Il secoua la tête. Mais Astrid ne voulait plus de lui non plus. Elle ne voulait plus de personne. Après tout, dès le début, il était dans le château de Solovine. Cela faisait de lui un traître comme les autres.
- Va-t'en ! Tu n'es qu'un gros débile qui ne connaît même pas son prénom ! Je n'ai pas besoin de toi ! Fiche le camp !
Il la regarda longtemps, impassible. Puis, à pas lourds, il sortit de la maison.
Cette fois, Astrid était vraiment seule. Elle se roula en boule sur le canapé et attendit. Il y avait peut-être encore quelqu'un sur cette planète qui s'intéressait à elle. Quelqu'un qu'elle n'avait pas rejeté ou qui n'allait pas la trahir. Quelqu'un qui n'était pas mort.
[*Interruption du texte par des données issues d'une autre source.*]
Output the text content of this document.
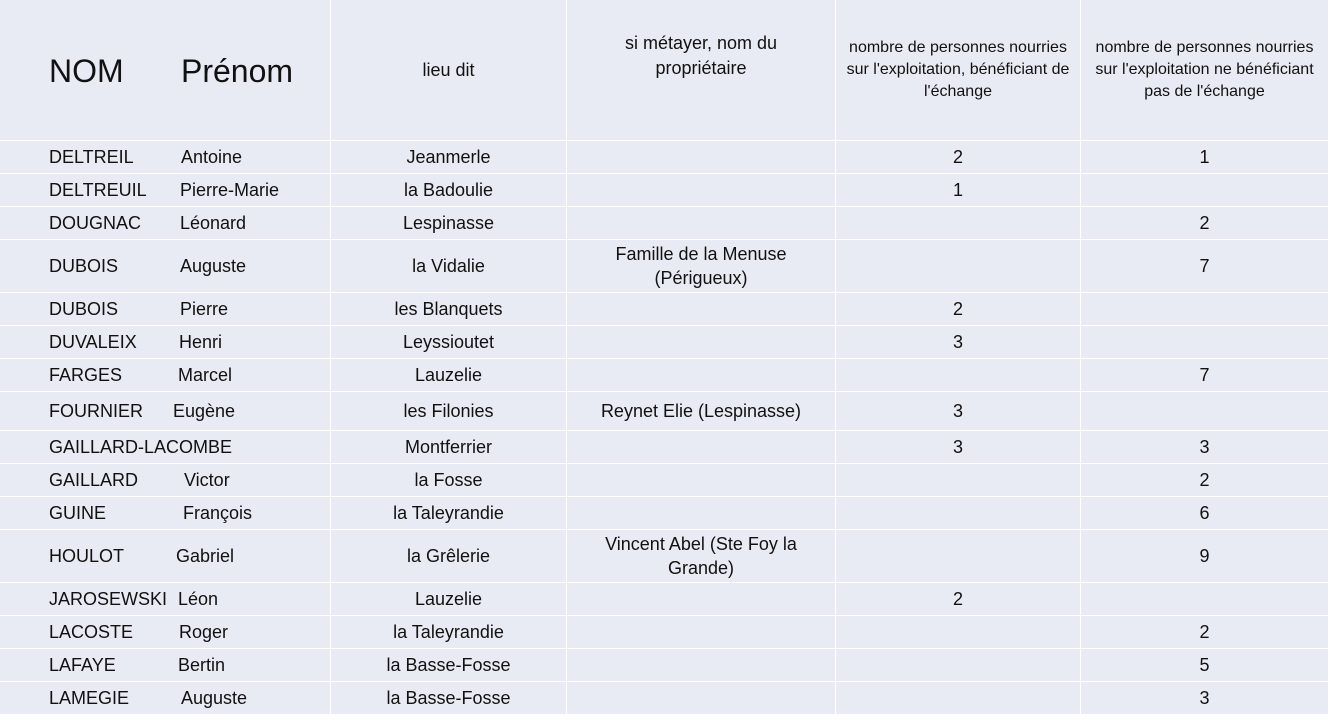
NOM Prénom	lieu dit	si métayer, nom du propriétaire	nombre de personnes nourries sur l'exploitation, bénéficiant de l'échange	nombre de personnes nourries sur l'exploitation ne bénéficiant pas de l'échange

DELTREIL Antoine	Jeanmerle		2	1

DELTREUIL Pierre-Marie	la Badoulie		1	

DOUGNAC Léonard	Lespinasse			2

DUBOIS Auguste	la Vidalie	Famille de la Menuse (Périgueux)		7

DUBOIS Pierre	les Blanquets		2	

DUVALEIX Henri	Leyssioutet		3	

FARGES Marcel	Lauzelie			7

FOURNIER Eugène	les Filonies	Reynet Elie (Lespinasse)	3	

GAILLARD-LACOMBE	Montferrier		3	3

GAILLARD Victor	la Fosse			2

GUINE François	la Taleyrandie			6

HOULOT Gabriel	la Grêlerie	Vincent Abel (Ste Foy la Grande)		9

JAROSEWSKI Léon	Lauzelie		2	

LACOSTE Roger	la Taleyrandie			2

LAFAYE Bertin	la Basse-Fosse			5

LAMEGIE Auguste	la Basse-Fosse			3
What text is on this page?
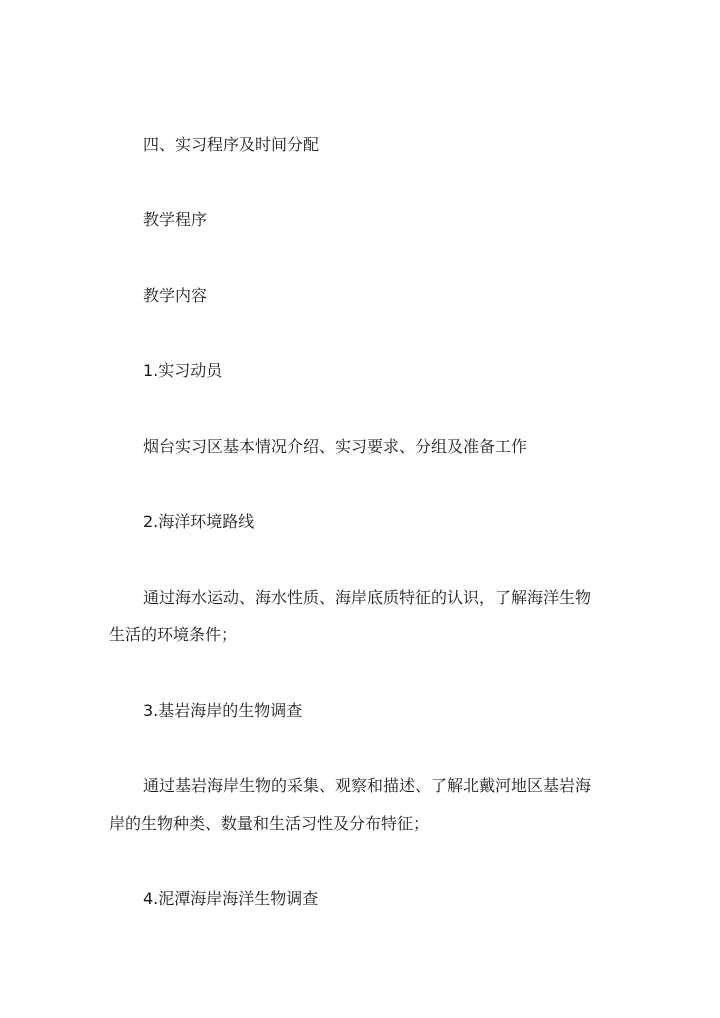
四、实习程序及时间分配
教学程序
教学内容
1.实习动员
烟台实习区基本情况介绍、实习要求、分组及准备工作
2.海洋环境路线
通过海水运动、海水性质、海岸底质特征的认识，了解海洋生物
生活的环境条件；
3.基岩海岸的生物调查
通过基岩海岸生物的采集、观察和描述、了解北戴河地区基岩海
岸的生物种类、数量和生活习性及分布特征；
4.泥潭海岸海洋生物调查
Deux jours plus tard, elle eut une visite. C'était le docteur P, vêtu d'un costume moutarde et d'un nœud papillon rouge. Il cligna plusieurs fois ses yeux myopes.
- Vous allez bien ? J'étais venu pour vous montrer ma dernière invention, mais si vous voulez, on peut regarder un film. J'ai une clé USB qui contient tous les dessins-animés de Walt Disney.
Elle était tellement contente de le voir qu'elle le prit dans ses bras. Il lui tapota le dos.
- Mon préféré, c'est Lilo et Stitch, parce qu'il y a des extraterrestres.
Voir ce savant fou de près de soixante-dix ans lui parler d'un dessin-animé lui donna presque envie de rire. Elle hocha la tête et ils s'installèrent ensemble sur le canapé.
Au milieu du film, il y eut un deuxième visiteur.
- Mon dieu, quelle horrible odeur ! Tu sais qu'il faut aérer sa maison, de temps en temps ?
Madeleine Clarence, en jean et pull bleu en laine, fit mine de s'éventer avec sa main. Elle alla ouvrir toutes les fenêtres et jeta un regard atterré à la jeune femme et au vieux scientifique qui regardaient la télévision.
- Mais où sont les autres ?
- Partis, articula à voix basse le docteur P. Mais ne le dîtes pas à Astrid, ça la rend triste.
- Je suis à côté de vous, Claudiu.
- Ah, mince !
- On dirait deux fous dans un asile psychiatrique ! Astrid, viens donc m'expliquer ce qui s'est passé, soupira Madeleine.
Astrid n'avait pas pris de douche et n'avait pas mangé depuis deux jours, mais elle s'efforça de tout raconter à Madeleine, de Simon Solovine à la trahison de Gonzalo et des autres, en passant par la mort de Xiu et de Georgios et le renvoi de Salvatore, Lars et Mama.
- Quelle idiote tu es ! Rappelle Salvatore immédiatement. Il s'empressera d'accourir.
- J'ai essayé, sanglota Astrid. Il ne répond pas. Il ne m'aime plus.
- Entre ce ton geignard et ce dessin-animé stupide, tu es vraiment retombée en enfance...
- Ce n'est pas un dessin-animé stupide ! protesta le docteur P.
- Secoue-toi, Astrid. Va prendre une douche. Je vais te préparer quelque chose à manger.
Astrid hocha la tête, puis se jeta à son cou.
- Oh, souffla Madeleine. Un câlin.
- Merci d'être venue me voir.
- Je deviens spécialiste pour te sortir la tête de l'eau, n'est-ce pas ?
- Vous êtes maître-nageuse ? s'exclama le docteur P.
- Qui c'est, lui, exactement ?
- C'est mon ami. Vous êtes tous les deux mes meilleurs amis, sourit Astrid à travers ses larmes.
Madeleine leva les yeux au ciel et alla préparer des pâtes. Astrid se dit que finalement, sa bonne étoile ne l'avait pas complétement abandonnée.
Alors oui, ce chapitre est super long (et complet du coup) mais je n'ai pas réussi à trouver le bon endroit où le couper sans qu'il soit déséquilibré. Et en plus, ce chapitre est important donc bon, je pense qu'il vaut mieux le lire d'un bloc.
Je te le dédie, oui, à toi là-bas, car je l'ai rénové exprès pour toi. Vois comme mon amour est infini.
Mais je vous aime tous, rassurez-vous. Love kissou.
Je vous ai mis le gif triste, parce que ce chapitre est triste.